La revolución digital prometida por Sebastián Piñera ha quedado reducida a un puñado de proyectos de escaso aliento y dudosa efectividad. Mientras que la participación de Chile en los foros mundiales ha sido irrelevante, ninguno de los nueve candidatos a la presidencia considera la importancia de las tecnologías digitales en el camino al desarrollo.
El año 2010, y luego de un proceso de deliberación relativamente rápido en el Congreso, Chile se convirtió en uno de los primeros países del mundo en tener una ley de neutralidad de la red. A través de ella, y por vía legal, se prohibe a las empresas de telecomunicaciones discriminar contenidos, aplicaciones y servicios a través de sus redes.
El mismo año, y con solo meses de diferencia, fue aprobada en el Congreso la reforma más importante que se le haya hecho a la ley de propiedad intelectual desde el año 1970. En ella, se incluye una serie de excepciones y limitaciones que favorecen el acceso al conocimiento y la cultura, junto con un sistema de limitación de responsabilidad de prestadores de servicio de Internet de avanzada, que cumple con estándares de protección de la libertad de expresión.
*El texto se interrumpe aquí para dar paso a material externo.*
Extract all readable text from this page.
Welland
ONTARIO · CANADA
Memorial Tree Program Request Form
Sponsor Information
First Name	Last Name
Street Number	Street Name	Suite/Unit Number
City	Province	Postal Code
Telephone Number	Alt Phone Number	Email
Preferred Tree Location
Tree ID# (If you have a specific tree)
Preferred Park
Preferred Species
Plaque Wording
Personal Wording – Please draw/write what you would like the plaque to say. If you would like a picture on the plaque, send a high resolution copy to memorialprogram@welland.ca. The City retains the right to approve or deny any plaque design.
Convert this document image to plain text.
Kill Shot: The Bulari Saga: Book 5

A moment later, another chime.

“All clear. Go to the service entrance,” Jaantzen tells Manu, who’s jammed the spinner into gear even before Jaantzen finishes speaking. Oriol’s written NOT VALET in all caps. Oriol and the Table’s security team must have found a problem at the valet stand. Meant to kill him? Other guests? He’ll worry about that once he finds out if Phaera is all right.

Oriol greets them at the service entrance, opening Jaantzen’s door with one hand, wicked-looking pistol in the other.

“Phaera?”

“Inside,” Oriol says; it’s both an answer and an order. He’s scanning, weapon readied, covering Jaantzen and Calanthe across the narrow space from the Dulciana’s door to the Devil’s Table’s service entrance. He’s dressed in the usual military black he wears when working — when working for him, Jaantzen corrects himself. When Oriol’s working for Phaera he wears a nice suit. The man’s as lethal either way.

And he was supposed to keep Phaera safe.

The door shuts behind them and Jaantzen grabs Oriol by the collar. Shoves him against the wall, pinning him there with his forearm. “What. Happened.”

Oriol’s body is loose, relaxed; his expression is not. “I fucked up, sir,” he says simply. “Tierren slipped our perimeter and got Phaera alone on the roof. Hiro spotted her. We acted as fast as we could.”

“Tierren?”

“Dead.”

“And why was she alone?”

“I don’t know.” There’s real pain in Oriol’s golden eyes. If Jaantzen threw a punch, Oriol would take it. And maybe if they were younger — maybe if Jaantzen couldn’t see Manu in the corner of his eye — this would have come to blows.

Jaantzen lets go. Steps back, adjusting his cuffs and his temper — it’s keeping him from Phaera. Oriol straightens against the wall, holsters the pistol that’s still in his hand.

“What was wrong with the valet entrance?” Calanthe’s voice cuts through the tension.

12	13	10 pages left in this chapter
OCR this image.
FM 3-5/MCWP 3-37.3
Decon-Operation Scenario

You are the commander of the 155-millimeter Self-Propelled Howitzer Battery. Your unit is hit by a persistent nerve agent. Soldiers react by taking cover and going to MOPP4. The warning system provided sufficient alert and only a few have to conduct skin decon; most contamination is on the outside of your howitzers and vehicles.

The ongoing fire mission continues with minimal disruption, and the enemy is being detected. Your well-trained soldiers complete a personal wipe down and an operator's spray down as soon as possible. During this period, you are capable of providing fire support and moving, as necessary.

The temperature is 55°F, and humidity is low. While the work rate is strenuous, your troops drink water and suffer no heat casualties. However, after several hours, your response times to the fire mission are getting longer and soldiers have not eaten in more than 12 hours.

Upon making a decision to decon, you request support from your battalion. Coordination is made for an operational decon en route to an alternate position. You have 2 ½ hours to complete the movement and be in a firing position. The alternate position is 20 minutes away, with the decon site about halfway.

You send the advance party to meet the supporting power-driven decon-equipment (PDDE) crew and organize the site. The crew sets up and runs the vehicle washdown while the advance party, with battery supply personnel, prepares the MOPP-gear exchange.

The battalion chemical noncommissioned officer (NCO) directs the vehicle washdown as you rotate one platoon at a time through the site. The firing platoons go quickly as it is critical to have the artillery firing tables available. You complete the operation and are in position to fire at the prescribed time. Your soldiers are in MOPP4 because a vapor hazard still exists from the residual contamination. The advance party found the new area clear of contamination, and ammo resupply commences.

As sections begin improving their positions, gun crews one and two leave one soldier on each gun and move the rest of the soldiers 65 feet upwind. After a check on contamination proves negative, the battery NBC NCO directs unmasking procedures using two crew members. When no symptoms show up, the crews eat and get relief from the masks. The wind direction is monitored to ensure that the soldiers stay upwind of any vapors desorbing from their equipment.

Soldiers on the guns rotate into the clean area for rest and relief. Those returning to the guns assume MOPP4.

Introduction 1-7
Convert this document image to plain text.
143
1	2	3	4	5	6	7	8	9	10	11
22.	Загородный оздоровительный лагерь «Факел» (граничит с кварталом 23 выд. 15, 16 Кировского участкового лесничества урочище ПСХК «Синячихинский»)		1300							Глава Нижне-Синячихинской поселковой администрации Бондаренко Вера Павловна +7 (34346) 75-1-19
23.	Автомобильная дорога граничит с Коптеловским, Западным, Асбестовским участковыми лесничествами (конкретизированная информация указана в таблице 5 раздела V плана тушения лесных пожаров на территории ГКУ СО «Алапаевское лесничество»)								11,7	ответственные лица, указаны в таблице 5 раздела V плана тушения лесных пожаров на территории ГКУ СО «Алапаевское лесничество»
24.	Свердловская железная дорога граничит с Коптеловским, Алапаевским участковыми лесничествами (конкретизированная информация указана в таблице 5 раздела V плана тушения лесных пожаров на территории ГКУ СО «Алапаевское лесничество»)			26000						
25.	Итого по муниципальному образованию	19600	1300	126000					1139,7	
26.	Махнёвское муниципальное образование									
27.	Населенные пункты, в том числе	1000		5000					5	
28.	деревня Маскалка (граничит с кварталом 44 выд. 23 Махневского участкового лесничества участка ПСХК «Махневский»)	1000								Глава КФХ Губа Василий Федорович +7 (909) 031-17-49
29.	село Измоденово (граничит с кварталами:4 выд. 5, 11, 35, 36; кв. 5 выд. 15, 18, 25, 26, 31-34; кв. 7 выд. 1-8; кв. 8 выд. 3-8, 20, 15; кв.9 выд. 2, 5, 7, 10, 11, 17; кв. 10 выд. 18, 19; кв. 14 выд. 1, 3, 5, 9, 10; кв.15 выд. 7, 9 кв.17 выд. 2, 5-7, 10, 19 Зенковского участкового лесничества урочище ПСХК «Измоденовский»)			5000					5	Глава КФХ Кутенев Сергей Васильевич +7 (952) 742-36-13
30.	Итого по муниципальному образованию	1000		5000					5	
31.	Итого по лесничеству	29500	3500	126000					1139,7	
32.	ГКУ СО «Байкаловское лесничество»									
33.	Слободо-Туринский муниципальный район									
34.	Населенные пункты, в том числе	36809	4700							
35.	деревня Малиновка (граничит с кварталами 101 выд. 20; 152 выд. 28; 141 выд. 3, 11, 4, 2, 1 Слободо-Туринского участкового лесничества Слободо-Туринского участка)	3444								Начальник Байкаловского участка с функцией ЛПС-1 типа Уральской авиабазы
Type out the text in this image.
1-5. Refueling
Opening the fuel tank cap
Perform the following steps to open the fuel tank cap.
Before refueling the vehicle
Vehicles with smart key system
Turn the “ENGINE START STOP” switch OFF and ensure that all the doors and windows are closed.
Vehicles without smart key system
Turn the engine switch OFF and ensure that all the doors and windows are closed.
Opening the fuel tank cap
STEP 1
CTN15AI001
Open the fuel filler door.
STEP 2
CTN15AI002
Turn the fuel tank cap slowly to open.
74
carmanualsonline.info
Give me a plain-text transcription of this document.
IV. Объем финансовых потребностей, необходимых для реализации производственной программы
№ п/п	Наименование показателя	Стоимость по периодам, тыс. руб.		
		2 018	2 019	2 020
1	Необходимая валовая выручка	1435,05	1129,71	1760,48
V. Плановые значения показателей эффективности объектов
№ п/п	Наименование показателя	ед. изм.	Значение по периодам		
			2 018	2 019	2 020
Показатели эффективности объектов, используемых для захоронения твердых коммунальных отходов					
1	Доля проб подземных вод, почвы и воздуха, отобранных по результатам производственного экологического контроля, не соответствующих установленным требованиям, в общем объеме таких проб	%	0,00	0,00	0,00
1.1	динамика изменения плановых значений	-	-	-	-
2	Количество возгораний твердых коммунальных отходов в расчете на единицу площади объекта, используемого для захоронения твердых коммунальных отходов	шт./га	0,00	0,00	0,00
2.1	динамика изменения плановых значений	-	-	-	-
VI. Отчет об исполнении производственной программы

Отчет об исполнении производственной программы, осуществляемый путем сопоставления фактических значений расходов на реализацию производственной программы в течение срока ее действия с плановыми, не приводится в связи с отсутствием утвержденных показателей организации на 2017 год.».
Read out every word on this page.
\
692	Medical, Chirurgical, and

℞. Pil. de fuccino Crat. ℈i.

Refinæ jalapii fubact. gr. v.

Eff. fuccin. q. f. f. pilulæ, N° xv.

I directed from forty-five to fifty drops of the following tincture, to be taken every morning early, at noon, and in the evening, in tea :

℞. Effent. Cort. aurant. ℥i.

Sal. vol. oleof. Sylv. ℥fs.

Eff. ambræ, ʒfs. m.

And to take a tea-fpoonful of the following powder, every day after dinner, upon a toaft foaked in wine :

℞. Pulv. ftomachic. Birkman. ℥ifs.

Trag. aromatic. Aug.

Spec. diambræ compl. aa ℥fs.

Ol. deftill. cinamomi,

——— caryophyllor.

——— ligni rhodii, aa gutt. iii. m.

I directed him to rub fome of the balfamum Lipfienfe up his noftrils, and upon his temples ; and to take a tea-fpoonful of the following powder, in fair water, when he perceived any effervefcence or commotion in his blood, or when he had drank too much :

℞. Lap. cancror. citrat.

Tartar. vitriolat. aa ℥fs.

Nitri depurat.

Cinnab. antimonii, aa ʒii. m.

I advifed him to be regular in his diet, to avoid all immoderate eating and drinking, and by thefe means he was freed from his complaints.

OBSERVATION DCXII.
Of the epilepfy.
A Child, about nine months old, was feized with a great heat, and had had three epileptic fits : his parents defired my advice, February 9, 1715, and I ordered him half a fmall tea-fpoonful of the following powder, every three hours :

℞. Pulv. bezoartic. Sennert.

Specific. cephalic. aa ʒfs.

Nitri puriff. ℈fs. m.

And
Estos hitos normativos sitúan de alguna manera a Chile en la avanzada regulatoria cuando se trata de políticas públicas y nuevas tecnologías. Lamentablemente, ninguno de estos proyectos fue parte de una estrategia común o de un plan de desarrollo digital que ayudara a posicionar a Chile como un referente a nivel regional y global. Estos proyectos son un par de buenos ejemplos que ilustran la falta de una política digital consistente y robusta de largo plazo desde la óptica de los derechos fundamentales.
Hace un par de años, en una cena con la industria de tecnología, el presidente Piñera anunció la llegada de una ‘revolución digital’, que se ha quedado en un par de proyectos de escaso aliento y en un puñado de políticas denominadas ‘open’ —siempre en estado beta, por cierto- de dudosa efectividad práctica.
La falta de una estrategia digital en serio, de largo plazo y con énfasis en los derechos, además se ve demostrada en la práctica inexistencia ni de proyectos de ley que refrenden esta promesa de ‘revolución’ tecnológica.
A nivel internacional, la situación lamentablemente no cambia de manera sustantiva. En el Internet Governance Forum, foro convocado por Naciones Unidas y que probablemente sea el espacio de diálogo más importante del mundo en materia de regulación de Internet, jamás ha asistido un representante del gobierno de Chile. Conocida es, además, la gris participación de Chile en los últimos foros de la Unión Internacional de Telecomunicaciones1 (ITU) -donde ante la pregunta sobre la posición de Chile el subsecretario a cargo se limitó a decir que “la contaría en Dubai”.
En temas de gobernanza de Internet, donde foros como ICANN2 son fundamentales, la realidad no es tan disímil. De acuerdo a Cancillería, Chile sólo ha participado en dos reuniones del Governmental Advisory Committee de ICANN3 (de 47 a la fecha) y sólo para cerrar filas en defensa del dominio ‘patagonia’ ante la embestida de la empresa homónima norteamericana.
La revolución digital no va a llegar a través de la pantalla de iPad de un funcionario de turno. Las buenas políticas públicas tampoco aparecerán como los frutos del bosque, sino que debieran ser parte de una estrategia, de un plan de ruta, que ojalá convoque a toda la comunidad nacional.
Al día de hoy, no queda sino mirar con cierta melancolía el pasado y cierta pesadrumbre el futuro cercano donde, ad portas de una elección presidencial, ninguno de los nueve candidatos a La Moneda pareciera ver en las tecnologías digitales una puerta de entrada a un desarrollo más inclusivo y democrático.